Brinel d'água d'águaey Cooper entrou. A excitação brotou em seu rosto magro, tornando-o quase juvenil, apesar do espesso bigode de Mallansohn que cobria seu lábio superior.
(Harlan podia vê-lo pela janela e ouvi-lo claramente pelo rádio da sala. Um bigode de Mallansohn!, pensou ele amargamente. É claro!)
Cooper dirigiu-se a Twissell. — Eles não me deixaram entrar até agora, Computador.
— Muito certo — disse Twissell. — Eles tinham suas instruções.
— É agora a hora, então? Serei enviado?
— Quase a hora.
— E serei trazido de volta? Verei a Eternidade novamente?
Apesar da segurança com que Cooper deu as costas, havia uma ponta de incerteza em sua voz.
(Dentro da sala de controle Harlan bateu as mão fechadas penosamente contra o vidro reforçado da janela, desejando rompê-lo de alguma forma, para gritar: “Parem!
Aceitem minhas condições, ou eu…” De que adiantava?)
Cooper olhou ao redor na sala, sem notar que Twissell havia deixado de responder sua pergunta. Seu olhar caiu em Harlan, na janela da sala de controle.
Ele acenou excitadamente com a mão. — Técnico Harlan! Saia. Quero apertar-lhe a mão antes de ir.
Twissell interferiu. — Agora não, rapaz, agora não. Ele está nos controles.
— Oh! Sabe — disse Cooper — ele não parece estar bem.
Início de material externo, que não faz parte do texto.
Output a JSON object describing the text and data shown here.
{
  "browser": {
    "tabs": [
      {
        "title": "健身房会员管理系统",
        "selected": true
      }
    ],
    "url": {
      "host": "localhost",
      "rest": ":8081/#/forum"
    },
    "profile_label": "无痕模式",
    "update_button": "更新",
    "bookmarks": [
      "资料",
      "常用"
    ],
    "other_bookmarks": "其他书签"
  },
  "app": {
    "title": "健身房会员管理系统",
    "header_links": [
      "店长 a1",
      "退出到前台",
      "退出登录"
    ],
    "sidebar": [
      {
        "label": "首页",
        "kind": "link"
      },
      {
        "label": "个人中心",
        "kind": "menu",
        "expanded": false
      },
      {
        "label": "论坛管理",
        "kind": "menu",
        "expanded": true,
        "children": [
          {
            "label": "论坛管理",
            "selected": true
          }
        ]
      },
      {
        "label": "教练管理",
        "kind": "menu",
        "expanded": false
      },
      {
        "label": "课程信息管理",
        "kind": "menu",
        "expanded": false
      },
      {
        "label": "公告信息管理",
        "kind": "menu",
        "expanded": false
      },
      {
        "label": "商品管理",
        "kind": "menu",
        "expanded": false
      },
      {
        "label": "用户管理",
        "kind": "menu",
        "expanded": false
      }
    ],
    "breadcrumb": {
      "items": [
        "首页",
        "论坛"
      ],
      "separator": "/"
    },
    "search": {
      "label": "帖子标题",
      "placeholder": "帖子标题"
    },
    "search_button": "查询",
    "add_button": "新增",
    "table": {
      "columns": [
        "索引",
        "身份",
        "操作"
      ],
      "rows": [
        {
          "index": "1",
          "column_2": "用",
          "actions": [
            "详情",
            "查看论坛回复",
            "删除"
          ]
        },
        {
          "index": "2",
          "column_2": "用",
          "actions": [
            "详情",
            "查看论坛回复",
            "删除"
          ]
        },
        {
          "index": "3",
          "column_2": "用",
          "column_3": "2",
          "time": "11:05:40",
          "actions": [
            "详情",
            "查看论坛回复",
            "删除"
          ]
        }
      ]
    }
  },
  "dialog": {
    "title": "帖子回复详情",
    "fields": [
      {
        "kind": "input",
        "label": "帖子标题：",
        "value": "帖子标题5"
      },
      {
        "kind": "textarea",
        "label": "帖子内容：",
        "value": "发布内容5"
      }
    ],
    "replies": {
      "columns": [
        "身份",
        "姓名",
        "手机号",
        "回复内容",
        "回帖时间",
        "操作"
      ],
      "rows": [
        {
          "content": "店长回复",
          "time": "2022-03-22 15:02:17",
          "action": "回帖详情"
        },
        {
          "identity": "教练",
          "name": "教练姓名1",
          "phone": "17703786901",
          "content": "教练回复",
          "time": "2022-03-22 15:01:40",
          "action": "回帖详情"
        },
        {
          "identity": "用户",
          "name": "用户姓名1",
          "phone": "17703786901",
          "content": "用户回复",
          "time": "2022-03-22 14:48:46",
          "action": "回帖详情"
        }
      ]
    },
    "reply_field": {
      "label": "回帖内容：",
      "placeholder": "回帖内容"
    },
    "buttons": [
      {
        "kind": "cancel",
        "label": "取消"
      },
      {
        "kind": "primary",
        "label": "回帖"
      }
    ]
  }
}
— Contei a ele a verdadeira natureza do projeto — disse Twissell. — Temo que isso seja o suficiente para deixar qualquer um nervoso.
— Grande Tempo! Sim! — concordou Cooper. Eu soube disso durante semanas e ainda não me acostumei — houve um traço de quase histeria em sua risada. — Ainda não meti na minha cabeça dura que esta é realmente a minha oportunidade. Eu… eu estou com um pouco de medo.
— Não o censuro por isso.
— É meu estômago, principalmente, sabe. É a minha parte menos feliz.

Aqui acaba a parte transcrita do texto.